Epirubicin-induced QT prolongation, monomorphic ventricular tachycardia, and response to beta blockade in long QT syndrome type 2

Congenital long QT syndrome (LQTS) is a group of cardiac channelopathies that are manifested through changes in repolarization. Patients are at increased risk of malignant ventricular arrhythmia, triggered by early afterdepolarization (EAD).1 The primary treatment consists of beta-blockade.2 The relative efficacy of various beta-blockers is a matter of debate and may vary among the genotypes.3, 4, 5 A survey of experts reported that most considered nonselective beta-blockers to be more effective.
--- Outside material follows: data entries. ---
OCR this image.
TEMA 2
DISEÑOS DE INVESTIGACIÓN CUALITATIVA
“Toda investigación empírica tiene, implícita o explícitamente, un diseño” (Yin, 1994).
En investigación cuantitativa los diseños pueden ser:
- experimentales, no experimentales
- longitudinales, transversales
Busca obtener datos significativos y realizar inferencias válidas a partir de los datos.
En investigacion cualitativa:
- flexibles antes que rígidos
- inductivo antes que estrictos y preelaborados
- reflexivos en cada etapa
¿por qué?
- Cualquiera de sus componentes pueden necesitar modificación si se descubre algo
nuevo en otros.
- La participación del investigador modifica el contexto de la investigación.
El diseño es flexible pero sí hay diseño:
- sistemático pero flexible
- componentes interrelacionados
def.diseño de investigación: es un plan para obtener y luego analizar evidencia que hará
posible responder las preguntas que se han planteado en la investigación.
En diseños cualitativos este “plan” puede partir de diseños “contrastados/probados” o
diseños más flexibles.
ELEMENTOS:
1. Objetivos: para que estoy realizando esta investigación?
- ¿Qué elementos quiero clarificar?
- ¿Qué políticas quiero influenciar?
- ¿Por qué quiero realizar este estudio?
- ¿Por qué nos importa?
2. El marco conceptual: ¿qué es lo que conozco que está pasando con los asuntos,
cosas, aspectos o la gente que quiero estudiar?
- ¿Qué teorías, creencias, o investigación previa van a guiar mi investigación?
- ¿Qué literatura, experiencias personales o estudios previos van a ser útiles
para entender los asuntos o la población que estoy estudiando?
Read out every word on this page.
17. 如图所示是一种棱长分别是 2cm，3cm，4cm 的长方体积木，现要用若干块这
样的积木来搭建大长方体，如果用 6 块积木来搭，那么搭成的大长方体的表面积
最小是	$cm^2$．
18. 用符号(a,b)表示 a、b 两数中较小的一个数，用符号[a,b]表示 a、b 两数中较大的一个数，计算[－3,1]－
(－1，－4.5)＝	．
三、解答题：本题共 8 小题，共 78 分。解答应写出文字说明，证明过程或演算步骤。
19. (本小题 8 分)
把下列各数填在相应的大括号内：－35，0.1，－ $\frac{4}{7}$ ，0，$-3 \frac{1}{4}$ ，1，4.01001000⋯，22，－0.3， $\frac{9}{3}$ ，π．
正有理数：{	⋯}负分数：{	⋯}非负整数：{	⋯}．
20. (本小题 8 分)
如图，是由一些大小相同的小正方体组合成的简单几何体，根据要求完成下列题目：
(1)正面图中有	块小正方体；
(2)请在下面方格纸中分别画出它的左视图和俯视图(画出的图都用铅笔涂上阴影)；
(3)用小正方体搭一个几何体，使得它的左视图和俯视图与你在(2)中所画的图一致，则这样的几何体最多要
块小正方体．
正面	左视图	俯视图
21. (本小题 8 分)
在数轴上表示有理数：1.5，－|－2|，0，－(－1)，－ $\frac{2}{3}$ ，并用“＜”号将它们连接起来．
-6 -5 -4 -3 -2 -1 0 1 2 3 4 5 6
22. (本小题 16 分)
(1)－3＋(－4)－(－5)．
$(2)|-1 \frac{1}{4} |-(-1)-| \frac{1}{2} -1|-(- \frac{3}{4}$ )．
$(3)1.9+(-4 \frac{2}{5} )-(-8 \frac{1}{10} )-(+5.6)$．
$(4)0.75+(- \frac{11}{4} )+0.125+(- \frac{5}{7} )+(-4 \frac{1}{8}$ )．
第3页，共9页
However, there is limited high-quality evidence and current guidelines abstain from opinion on this matter.6,7 Key Teaching Points • Treatment of long QT syndrome (LQTS) patients with epirubicin may lead to a marked additional QT prolongation. • Treatment with epirubicin in previously asymptomatic LQTS patients may lead to ventricular arrhythmias. • Nonselective beta-blockers are often considered to be more effective than the selective ones in treatment of LQTS. This view is mainly based on expert opinion. The support in existing studies is weak and current guidelines offer no advice on the matter. • The nonselective beta-blocker propranolol is more effective in suppressing these arrhythmias than the selective beta-blocker metoprolol.